Desde então, a situação só piorou. E somente isso pode explicar o fato de que Merkel, que até agora vinha saindo ilesa, tenha caído nas pesquisas ficando atrás de partidários seus que expressam posições mais duras contra os refugiados. Assim como o fato de o partido populista de direita Alternativa para a Alemanha, que até poucos meses atrás parecia totalmente consumido por suas disputas internas, ser o maior beneficiado pela crise migratória, que tem monopolizado o debate político na Alemanha. Esse partido, que há alguns meses estava abaixo de 5% --percentual mínimo para ter direito a uma representação parlamentar--, registra agora, segundo algumas pesquisas, uma intenção de voto acima de 7%.
“A ponta do iceberg”
Antes da manifestação, em sua sala na Universidade Técnica de Dresden, o cientista político Werner Patzelt afirmava que os protestos do Pegida constituem apenas “a ponta do iceberg” daquilo que ocorre hoje na Alemanha.

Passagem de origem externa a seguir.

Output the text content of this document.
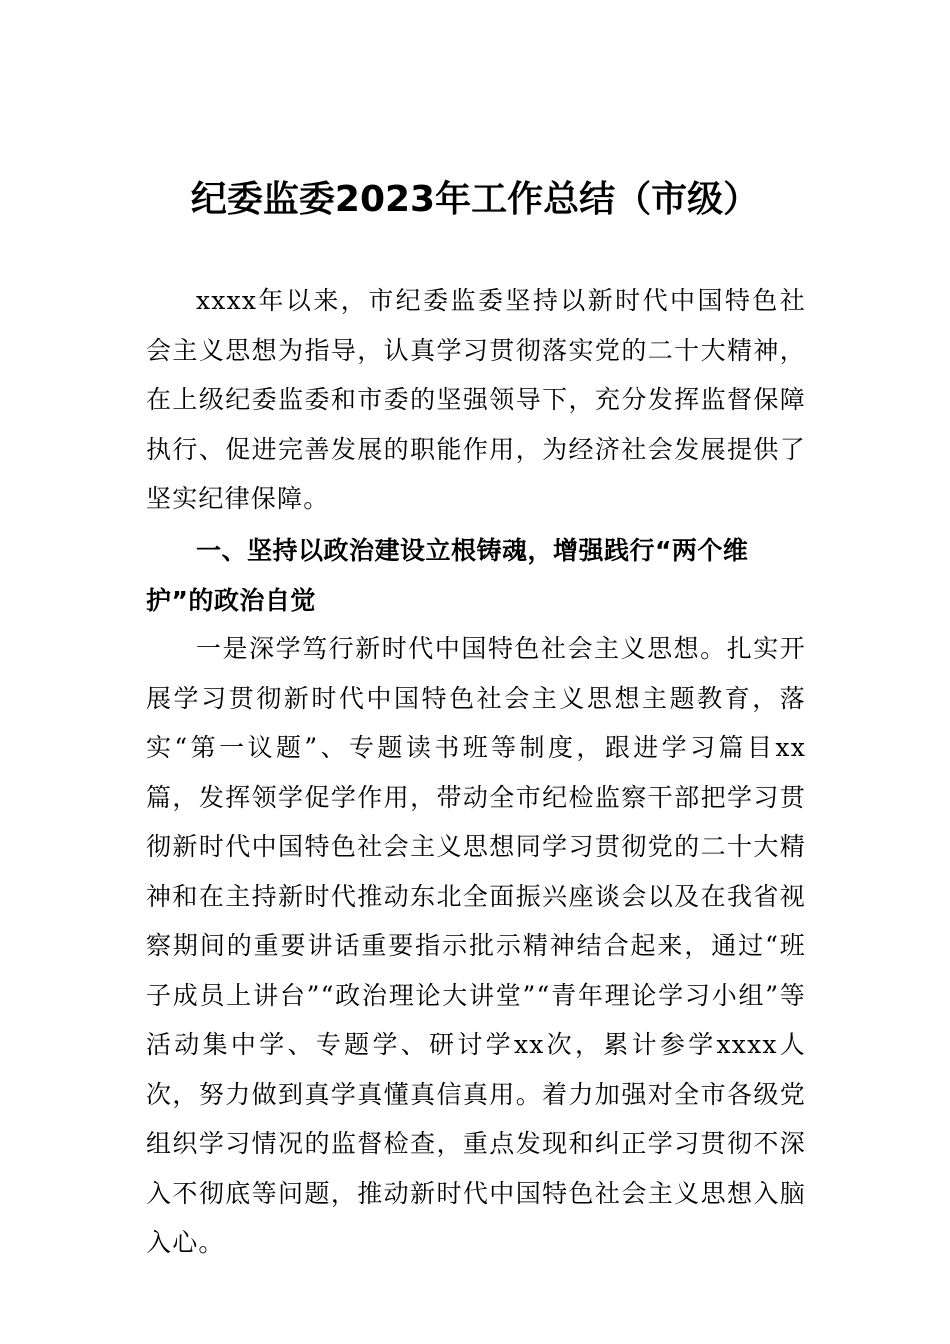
纪委监委2023年工作总结（市级）

xxxx年以来，市纪委监委坚持以新时代中国特色社会主义思想为指导，认真学习贯彻落实党的二十大精神，在上级纪委监委和市委的坚强领导下，充分发挥监督保障执行、促进完善发展的职能作用，为经济社会发展提供了坚实纪律保障。

一、坚持以政治建设立根铸魂，增强践行“两个维护”的政治自觉

一是深学笃行新时代中国特色社会主义思想。扎实开展学习贯彻新时代中国特色社会主义思想主题教育，落实“第一议题”、专题读书班等制度，跟进学习篇目xx篇，发挥领学促学作用，带动全市纪检监察干部把学习贯彻新时代中国特色社会主义思想同学习贯彻党的二十大精神和在主持新时代推动东北全面振兴座谈会以及在我省视察期间的重要讲话重要指示批示精神结合起来，通过“班子成员上讲台”“政治理论大讲堂”“青年理论学习小组”等活动集中学、专题学、研讨学xx次，累计参学xxxx人次，努力做到真学真懂真信真用。着力加强对全市各级党组织学习情况的监督检查，重点发现和纠正学习贯彻不深入不彻底等问题，推动新时代中国特色社会主义思想入脑入心。
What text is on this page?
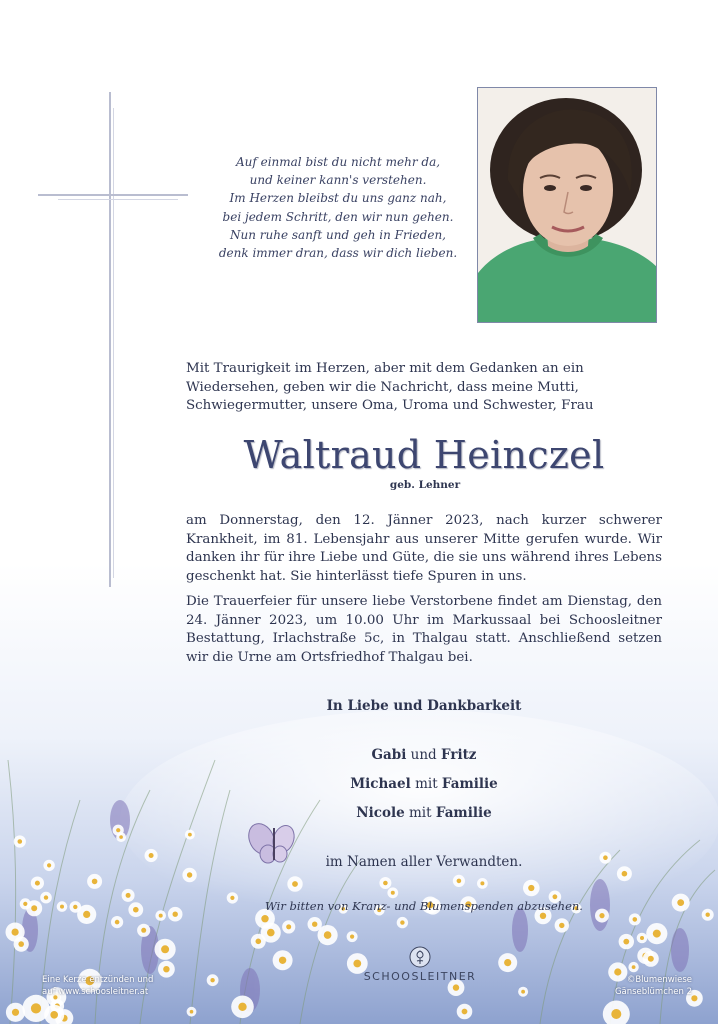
Auf einmal bist du nicht mehr da,
und keiner kann's verstehen.
Im Herzen bleibst du uns ganz nah,
bei jedem Schritt, den wir nun gehen.
Nun ruhe sanft und geh in Frieden,
denk immer dran, dass wir dich lieben.

Mit Traurigkeit im Herzen, aber mit dem Gedanken an ein Wiedersehen, geben wir die Nachricht, dass meine Mutti, Schwiegermutter, unsere Oma, Uroma und Schwester, Frau

Waltraud Heinczel
geb. Lehner

am Donnerstag, den 12. Jänner 2023, nach kurzer schwerer Krankheit, im 81. Lebensjahr aus unserer Mitte gerufen wurde. Wir danken ihr für ihre Liebe und Güte, die sie uns während ihres Lebens geschenkt hat. Sie hinterlässt tiefe Spuren in uns.

Die Trauerfeier für unsere liebe Verstorbene findet am Dienstag, den 24. Jänner 2023, um 10.00 Uhr im Markussaal bei Schoosleitner Bestattung, Irlachstraße 5c, in Thalgau statt. Anschließend setzen wir die Urne am Ortsfriedhof Thalgau bei.

In Liebe und Dankbarkeit
Gabi und Fritz
Michael mit Familie
Nicole mit Familie
im Namen aller Verwandten.
Wir bitten von Kranz- und Blumenspenden abzusehen.
Eine Kerze entzünden und
auf www.schoosleitner.at
SCHOOSLEITNER	©Blumenwiese
Gänseblümchen 2
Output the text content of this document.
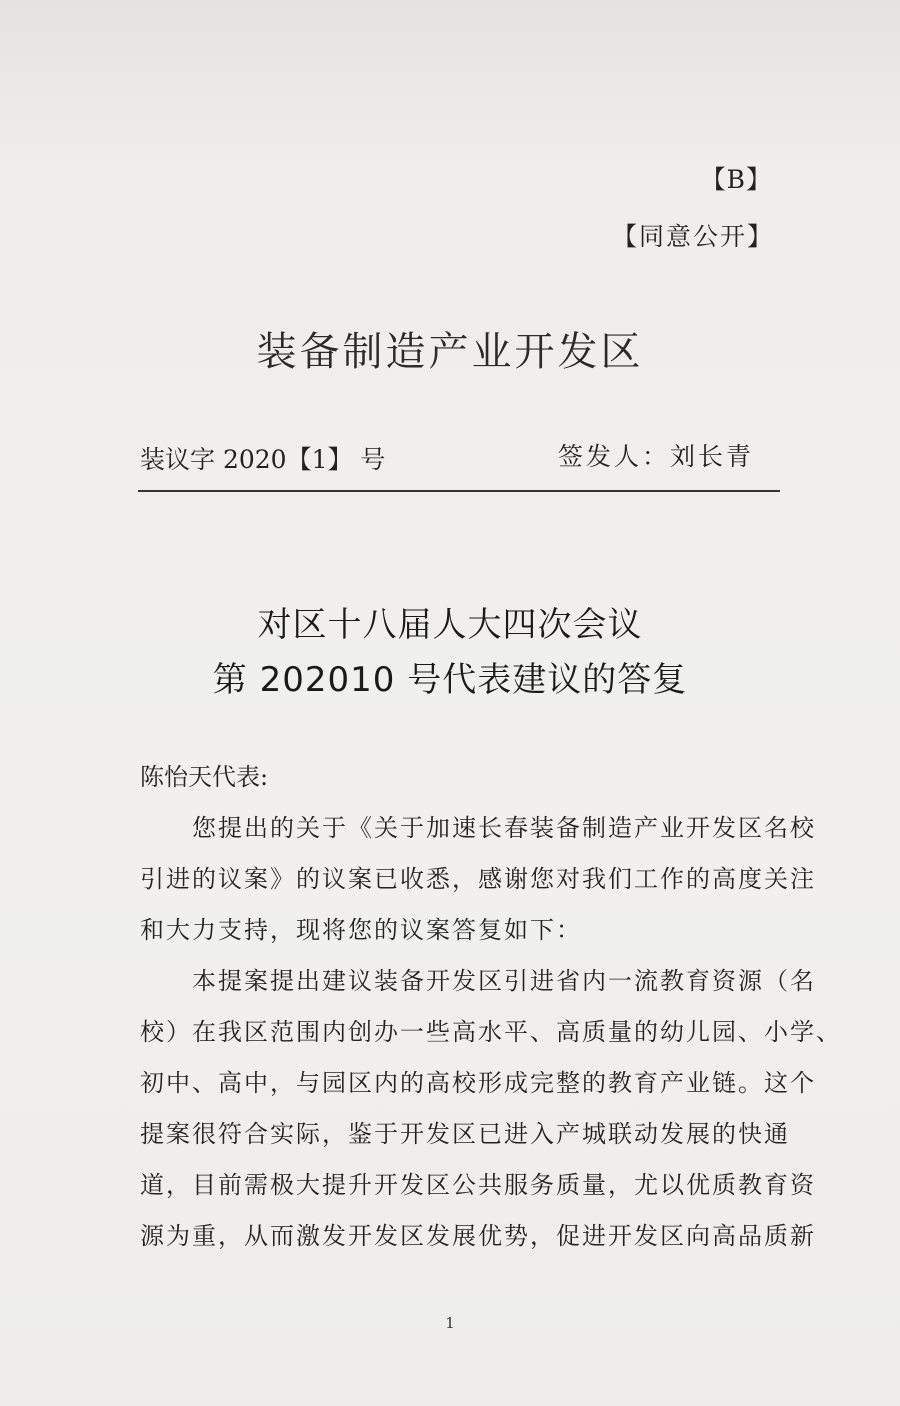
【B】
【同意公开】
装备制造产业开发区
装议字 2020【1】 号	签发人：刘长青
对区十八届人大四次会议
第 202010 号代表建议的答复
陈怡天代表:
　　您提出的关于《关于加速长春装备制造产业开发区名校
引进的议案》的议案已收悉，感谢您对我们工作的高度关注
和大力支持，现将您的议案答复如下：
　　本提案提出建议装备开发区引进省内一流教育资源（名
校）在我区范围内创办一些高水平、高质量的幼儿园、小学、
初中、高中，与园区内的高校形成完整的教育产业链。这个
提案很符合实际，鉴于开发区已进入产城联动发展的快通
道，目前需极大提升开发区公共服务质量，尤以优质教育资
源为重，从而激发开发区发展优势，促进开发区向高品质新
1
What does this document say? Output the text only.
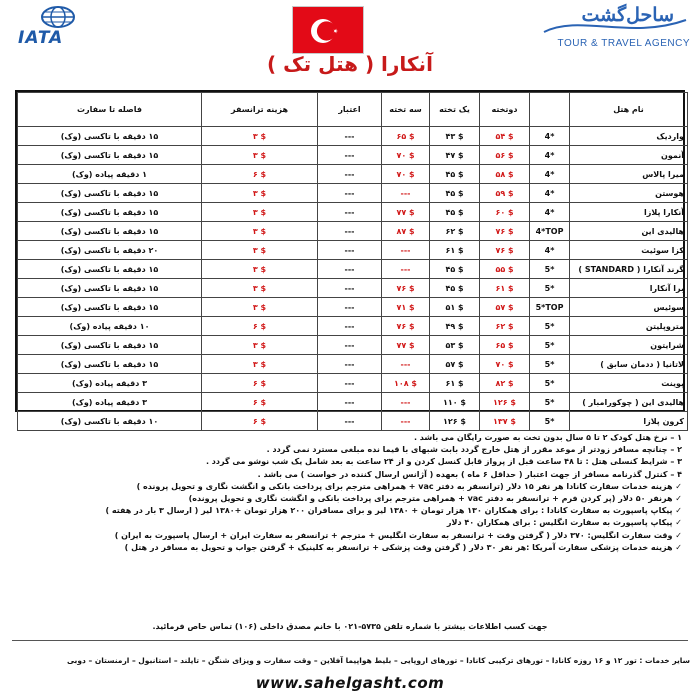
IATA
ساحل‌گشت
TOUR & TRAVEL AGENCY
آنکارا ( هتل تک )
نام هتل		دوتخته	یک تخته	سه تخته	اعتبار	هزینه ترانسفر	فاصله تا سفارت
واردیک	4*	۵۴ $	۴۳ $	۶۵ $	---	۳ $	۱۵ دقیقه با تاکسی (وک)
آنمون	4*	۵۶ $	۴۷ $	۷۰ $	---	۳ $	۱۵ دقیقه با تاکسی (وک)
میرا پالاس	4*	۵۸ $	۴۵ $	۷۰ $	---	۶ $	۱ دقیقه پیاده (وک)
هوستن	4*	۵۹ $	۴۵ $	---	---	۳ $	۱۵ دقیقه با تاکسی (وک)
آنکارا پلازا	4*	۶۰ $	۴۵ $	۷۷ $	---	۳ $	۱۵ دقیقه با تاکسی (وک)
هالیدی این	4*TOP	۷۶ $	۶۲ $	۸۷ $	---	۳ $	۱۵ دقیقه با تاکسی (وک)
کزا سوئیت	4*	۷۶ $	۶۱ $	---	---	۳ $	۲۰ دقیقه با تاکسی (وک)
گرند آنکارا ( STANDARD )	5*	۵۵ $	۴۵ $	---	---	۳ $	۱۵ دقیقه با تاکسی (وک)
برا آنکارا	5*	۶۱ $	۴۵ $	۷۶ $	---	۳ $	۱۵ دقیقه با تاکسی (وک)
سوئیس	5*TOP	۵۷ $	۵۱ $	۷۱ $	---	۳ $	۱۵ دقیقه با تاکسی (وک)
متروپلیتن	5*	۶۲ $	۴۹ $	۷۶ $	---	۶ $	۱۰ دقیقه پیاده (وک)
شرایتون	5*	۶۵ $	۵۳ $	۷۷ $	---	۳ $	۱۵ دقیقه با تاکسی (وک)
لاتانیا ( ددمان سابق )	5*	۷۰ $	۵۷ $	---	---	۳ $	۱۵ دقیقه با تاکسی (وک)
پوینت	5*	۸۲ $	۶۱ $	۱۰۸ $	---	۶ $	۳ دقیقه پیاده (وک)
هالیدی این ( چوکورامبار )	5*	۱۲۶ $	۱۱۰ $	---	---	۶ $	۳ دقیقه پیاده (وک)
کرون پلازا	5*	۱۳۷ $	۱۲۶ $	---	---	۶ $	۱۰ دقیقه با تاکسی (وک)

۱ – نرخ هتل کودک ۲ تا ۵ سال بدون تخت به صورت رایگان می باشد .

۲ – چنانچه مسافر زودتر از موعد مقرر از هتل خارج گردد بابت شبهای با قیما نده مبلغی مسترد نمی گردد .

۳ – شرایط کنسلی هتل : تا ۴۸ ساعت قبل از پرواز قابل کنسل کردن و از ۲۴ ساعت به بعد شامل یک شب نوشو می گردد .

۴ – کنترل گذرنامه مسافر از جهت اعتبار ( حداقل ۶ ماه ) بعهده ( آژانس ارسال کننده در خواست ) می باشد .

✓ هزینه خدمات سفارت کانادا هر نفر ۱۵ دلار (ترانسفر به دفتر vac + همراهی مترجم برای پرداخت بانکی و انگشت نگاری و تحویل پرونده )

✓ هرنفر ۵۰ دلار (پر کردن فرم + ترانسفر به دفتر vac + همراهی مترجم برای پرداخت بانکی و انگشت نگاری و تحویل پرونده)

✓ پیکاپ پاسپورت به سفارت کانادا : برای همکاران ۱۳۰ هزار تومان + ۱۳۸۰ لیر و برای مسافران ۲۰۰ هزار تومان +۱۳۸۰ لیر ( ارسال ۳ بار در هفته )

✓ پیکاپ پاسپورت به سفارت انگلیس : برای همکاران ۴۰ دلار

✓ وقت سفارت انگلیس: ۳۷۰ دلار ( گرفتن وقت + ترانسفر به سفارت انگلیس + مترجم + ترانسفر به سفارت ایران + ارسال پاسپورت به ایران )

✓ هزینه خدمات پزشکی سفارت آمریکا :هر نفر ۳۰ دلار ( گرفتن وقت پزشکی + ترانسفر به کلینیک + گرفتن جواب و تحویل به مسافر در هتل )

جهت کسب اطلاعات بیشتر با شماره تلفن ۵۷۳۵-۰۲۱ با خانم مصدق داخلی (۱۰۶) تماس حاص فرمائید.
سایر خدمات : تور ۱۲ و ۱۶ روزه کانادا – تورهای ترکیبی کانادا – تورهای اروپایی – بلیط هواپیما آفلاین – وقت سفارت و ویزای شنگن – تایلند – استانبول – ارمنستان – دوبی
www.sahelgasht.com
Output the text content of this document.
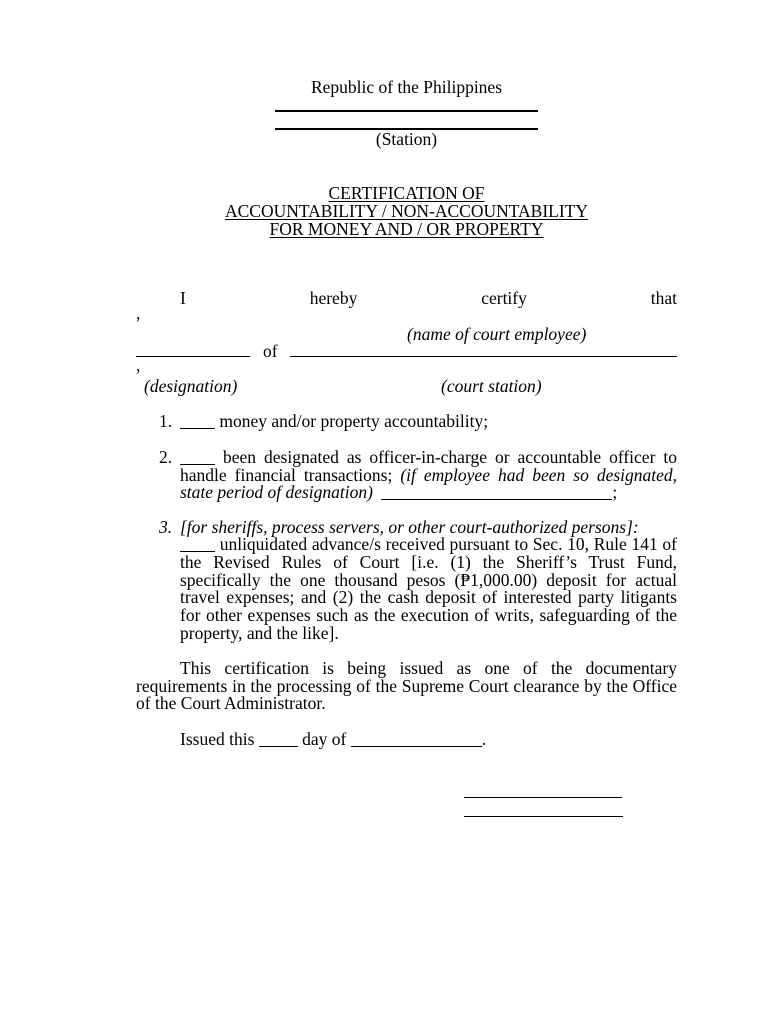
Republic of the Philippines
(Station)
CERTIFICATION OF
ACCOUNTABILITY / NON-ACCOUNTABILITY
FOR MONEY AND / OR PROPERTY
I hereby certify that
,
(name of court employee)
of
,
(designation)	(court station)
1.	money and/or property accountability;
2.	been designated as officer-in-charge or accountable officer to
handle financial transactions; (if employee had been so designated,
state period of designation)	;
3. [for sheriffs, process servers, or other court-authorized persons]:
unliquidated advance/s received pursuant to Sec. 10, Rule 141 of
the Revised Rules of Court [i.e. (1) the Sheriff’s Trust Fund,
specifically the one thousand pesos (₱1,000.00) deposit for actual
travel expenses; and (2) the cash deposit of interested party litigants
for other expenses such as the execution of writs, safeguarding of the
property, and the like].
This certification is being issued as one of the documentary
requirements in the processing of the Supreme Court clearance by the Office
of the Court Administrator.
Issued this	day of	.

“Uma parcela significativa da população apoia algumas das suas ideias. Não aprova os seus líderes ligados à ultradireita nem as suas palavras de ordem mais radicais, mas sim ideias como a de que a Alemanha deve preservar a sua essência ou a de que é inviável continuar a acolher todos os refugiados que chegam ao país”, afirma o cientista político, crítico da política de portas abertas da chanceler Merkel. Segundo uma pesquisa realizada pelo seu departamento, um quarto dos participantes das manifestações do Pegida se identifica com de extrema-direita ou radical. Os demais três quartos se veem apenas como cidadãos enraivecidos com a evolução da situação do país.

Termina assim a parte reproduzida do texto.